É claro que a Capcom não teria coragem de simplesmente relançar todos os jogos sem nenhum agradinho inédito, então Mega Man Battle Network Legacy Collection também possui algumas novidades. A começar pelo menu principal das duas coletâneas, eles tiveram a brilhante ideia de colocar um Mega Man para nos receber e interagir conosco o tempo inteiro, como se fosse nosso próprio pet virtual. Dado o contexto da série, achei muito legal esse detalhezinho – e dá até para trocar a skin dele!
As duas coletâneas também trazem um menu de extras, repleto de artes promocionais de todos os jogos inclusos e a trilha musical completa de cada um deles. Quanto à emulação dos títulos disponíveis, naturalmente precisamos jogar com bordas devido às dimensões do GBA. Os pacotes trazem uma certa variedade de bordas referentes aos jogos disponíveis naquela coletânea, mas infelizmente não temos a opção de jogar sem nenhuma (com cantos pretos), o que para mim fez falta.
Você tem a liberdade de alterar o tamanho da “tela” do jogo e aplicar um filtro que limpa os pixels dos gráficos, deixando tudo meio borrado. Eu particularmente acho esse tipo de alteração horrível, ainda mais pelo fato do visual de Battle Network ser extremamente charmoso, com um pixel art que faz jus ao legado do GBA. Felizmente, dá para desligar esse filtro e recomendo vivamente a todos que joguem dessa forma (assim fica muito mais fácil de notar a evolução gráfica de cada entrada da série, que traz um nível de detalhes crescente).
Quanto aos jogos em si, rolou uma remasterização nos menus e em todos os textos, então por mais que o visual ainda remeta ao estilo retro do GBA, esses fatores estão completamente adaptados para telas grandes e de alta qualidade. Os 10 títulos das duas coletâneas (lembrando que, a partir do terceiro, todos receberam duas versões no mesmo estilo da série principal de Pokémon) também ganharam uma opção chamada “Buster MAX”, que pode ser usada para facilitar os combates ao extremo.
As batalhas de Battle Network são divertidas, mas seu fator aleatório pode ser extremamente irritante. Quando estamos no mundo virtual, não dá para passar nem 10 segundos sem entrar em combate – e o jogo ainda te força a finalizar todos! A solução para isso é ativar o “Buster MAX”, que multiplica o dano da arma básica do Mega Man na casa das centenas. Um simples tiro que causaria apenas 1 de dano passa a matar praticamente qualquer inimigo com um único ataque, então acaba sendo muito útil para se livrar rápido desses encontros indesejados. Porém, isso também tira toda a graça da coisa e até torna desnecessário o uso de chips, então não recomendo usar o tempo inteiro.

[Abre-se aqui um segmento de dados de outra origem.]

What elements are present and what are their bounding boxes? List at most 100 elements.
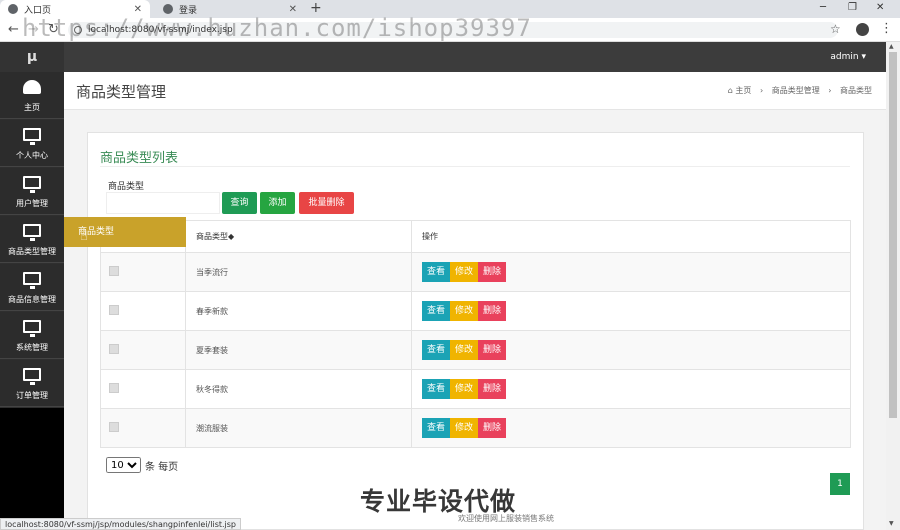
type-cell: 潮流服装: [185, 408, 412, 448]
scroll-thumb[interactable]: [889, 52, 897, 418]
sidebar-item-label: 个人中心: [16, 151, 48, 160]
tab-close-icon[interactable]: ✕: [289, 4, 297, 15]
page-size-suffix: 条 每页: [145, 461, 179, 473]
breadcrumb-home[interactable]: 主页: [735, 86, 751, 95]
sidebar-item-label: 商品信息管理: [8, 295, 56, 304]
scroll-up-icon[interactable]: ▲: [889, 43, 894, 50]
sidebar-item-orders[interactable]: 订单管理: [0, 360, 64, 407]
tab-login[interactable]: 登录 ✕: [155, 0, 305, 18]
edit-button[interactable]: 修改: [450, 262, 479, 282]
sidebar-item-product-types[interactable]: 商品类型管理: [0, 216, 64, 263]
table-header-row: 商品类型◆ 操作: [100, 220, 851, 253]
view-button[interactable]: 查看: [422, 301, 451, 321]
footer-note: 欢迎使用网上服装销售系统: [458, 514, 554, 523]
table-row: 秋冬得款 查看 修改 删除: [100, 369, 851, 409]
list-panel: 商品类型列表 商品类型 查询 添加 批量删除 商品类型◆ 操作 当季流行 查看: [87, 132, 864, 530]
main-content: 商品类型管理 ⌂ 主页 › 商品类型管理 › 商品类型 商品类型列表 商品类型 …: [64, 72, 886, 530]
breadcrumb: ⌂ 主页 › 商品类型管理 › 商品类型: [728, 85, 872, 96]
product-type-table: 商品类型◆ 操作 当季流行 查看 修改 删除 春季新款 查看 修改 删除 夏季套…: [100, 220, 851, 448]
user-menu[interactable]: admin ▾: [830, 42, 866, 72]
table-row: 春季新款 查看 修改 删除: [100, 291, 851, 331]
row-checkbox[interactable]: [109, 305, 119, 315]
view-button[interactable]: 查看: [422, 418, 451, 438]
edit-button[interactable]: 修改: [450, 418, 479, 438]
column-header-actions: 操作: [411, 220, 851, 253]
sidebar-item-products[interactable]: 商品信息管理: [0, 264, 64, 311]
monitor-icon: [23, 368, 41, 385]
chevron-right-icon: ›: [759, 86, 764, 95]
query-button[interactable]: 查询: [222, 192, 257, 214]
edit-button[interactable]: 修改: [450, 340, 479, 360]
search-input[interactable]: [106, 192, 220, 214]
home-icon: ⌂: [727, 86, 733, 95]
browser-menu-icon[interactable]: ⋮: [880, 21, 893, 36]
url-text: localhost:8080/vf-ssmj/index.jsp: [88, 25, 233, 35]
delete-button[interactable]: 删除: [478, 418, 507, 438]
delete-button[interactable]: 删除: [478, 340, 507, 360]
sidebar-item-label: 用户管理: [16, 199, 48, 208]
page-size-select[interactable]: 10: [106, 457, 141, 473]
chevron-right-icon: ›: [828, 86, 832, 95]
top-navbar: μ admin ▾: [0, 42, 886, 72]
address-bar-row: ← → ↻ localhost:8080/vf-ssmj/index.jsp ☆…: [0, 18, 900, 42]
row-checkbox[interactable]: [109, 266, 119, 276]
row-checkbox[interactable]: [109, 422, 119, 432]
delete-button[interactable]: 删除: [478, 262, 507, 282]
globe-icon: [163, 4, 173, 14]
back-arrow-icon[interactable]: ←: [8, 22, 19, 38]
breadcrumb-section[interactable]: 商品类型管理: [772, 86, 820, 95]
edit-button[interactable]: 修改: [450, 379, 479, 399]
hand-cursor-icon: ☝: [80, 229, 88, 244]
sidebar-item-label: 主页: [24, 103, 40, 112]
sidebar-item-label: 订单管理: [16, 391, 48, 400]
breadcrumb-current: 商品类型: [840, 86, 872, 95]
edit-button[interactable]: 修改: [450, 301, 479, 321]
delete-button[interactable]: 删除: [478, 379, 507, 399]
batch-delete-button[interactable]: 批量删除: [299, 192, 354, 214]
profile-avatar-icon[interactable]: [856, 23, 869, 36]
column-header-type[interactable]: 商品类型◆: [185, 220, 412, 253]
pagination-page-1[interactable]: 1: [830, 473, 850, 495]
type-cell: 夏季套装: [185, 330, 412, 370]
divider: [100, 166, 850, 167]
page-scrollbar[interactable]: ▲ ▼: [886, 42, 900, 530]
row-checkbox[interactable]: [109, 344, 119, 354]
sidebar-item-users[interactable]: 用户管理: [0, 168, 64, 215]
tab-close-icon[interactable]: ✕: [134, 4, 142, 15]
row-checkbox[interactable]: [109, 383, 119, 393]
bookmark-star-icon[interactable]: ☆: [830, 22, 841, 36]
table-row: 夏季套装 查看 修改 删除: [100, 330, 851, 370]
sidebar-item-system[interactable]: 系统管理: [0, 312, 64, 359]
reload-icon[interactable]: ↻: [48, 22, 59, 38]
add-button[interactable]: 添加: [260, 192, 295, 214]
tab-label: 登录: [179, 5, 198, 16]
sidebar-item-label: 系统管理: [16, 343, 48, 352]
panel-title: 商品类型列表: [100, 151, 179, 166]
monitor-icon: [23, 128, 41, 145]
view-button[interactable]: 查看: [422, 262, 451, 282]
sidebar-item-profile[interactable]: 个人中心: [0, 120, 64, 167]
maximize-button[interactable]: ❐: [848, 2, 857, 13]
minimize-button[interactable]: ─: [820, 2, 826, 13]
dashboard-icon: [23, 80, 41, 94]
tab-entry-page[interactable]: 入口页 ✕: [0, 0, 150, 18]
type-cell: 春季新款: [185, 291, 412, 331]
type-cell: 当季流行: [185, 252, 412, 292]
delete-button[interactable]: 删除: [478, 301, 507, 321]
url-field[interactable]: localhost:8080/vf-ssmj/index.jsp: [68, 22, 838, 38]
close-window-button[interactable]: ✕: [876, 2, 884, 13]
tab-label: 入口页: [24, 5, 52, 16]
brand-logo[interactable]: μ: [0, 42, 64, 72]
sidebar-item-home[interactable]: 主页: [0, 72, 64, 119]
forward-arrow-icon[interactable]: →: [28, 22, 39, 38]
status-bar-url: localhost:8080/vf-ssmj/jsp/modules/shang…: [0, 518, 242, 530]
globe-icon: [8, 4, 18, 14]
view-button[interactable]: 查看: [422, 340, 451, 360]
table-row: 当季流行 查看 修改 删除: [100, 252, 851, 292]
new-tab-button[interactable]: +: [310, 0, 322, 16]
info-icon[interactable]: [74, 26, 82, 34]
search-label: 商品类型: [108, 182, 145, 192]
sidebar-footer: [0, 408, 64, 530]
view-button[interactable]: 查看: [422, 379, 451, 399]
scroll-down-icon[interactable]: ▼: [889, 520, 894, 527]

Por último e não menos importante, também foi adicionado batalhas online com outros jogadores, permitindo que cada um assuma seu pet e faça bom uso das melhores combinações de chips. Eu achei isso simplesmente incrível, principalmente porque quem chegou a assistir o anime na época sabe bem que essa era a graça da história: batalhas de pets. Também é possível trocar chips com outras pessoas, então de todas as novidades, esses recursos online certamente são a cerejinha do bolo.
Mega Man Battle Network Legacy Collection é um pacote bem completo que não só reúne todos os jogos da série, mas também traz novidades suficientes para renovar sua vida útil. São títulos que envelheceram muito bem e com certeza merecem uma chance daqueles que deixaram passar na época, assim como serem revisitados por quem já jogou. Agora, resta cruzar os dedos e torcer com todas as forças para que a próxima coletânea seja a de Mega Man Legends.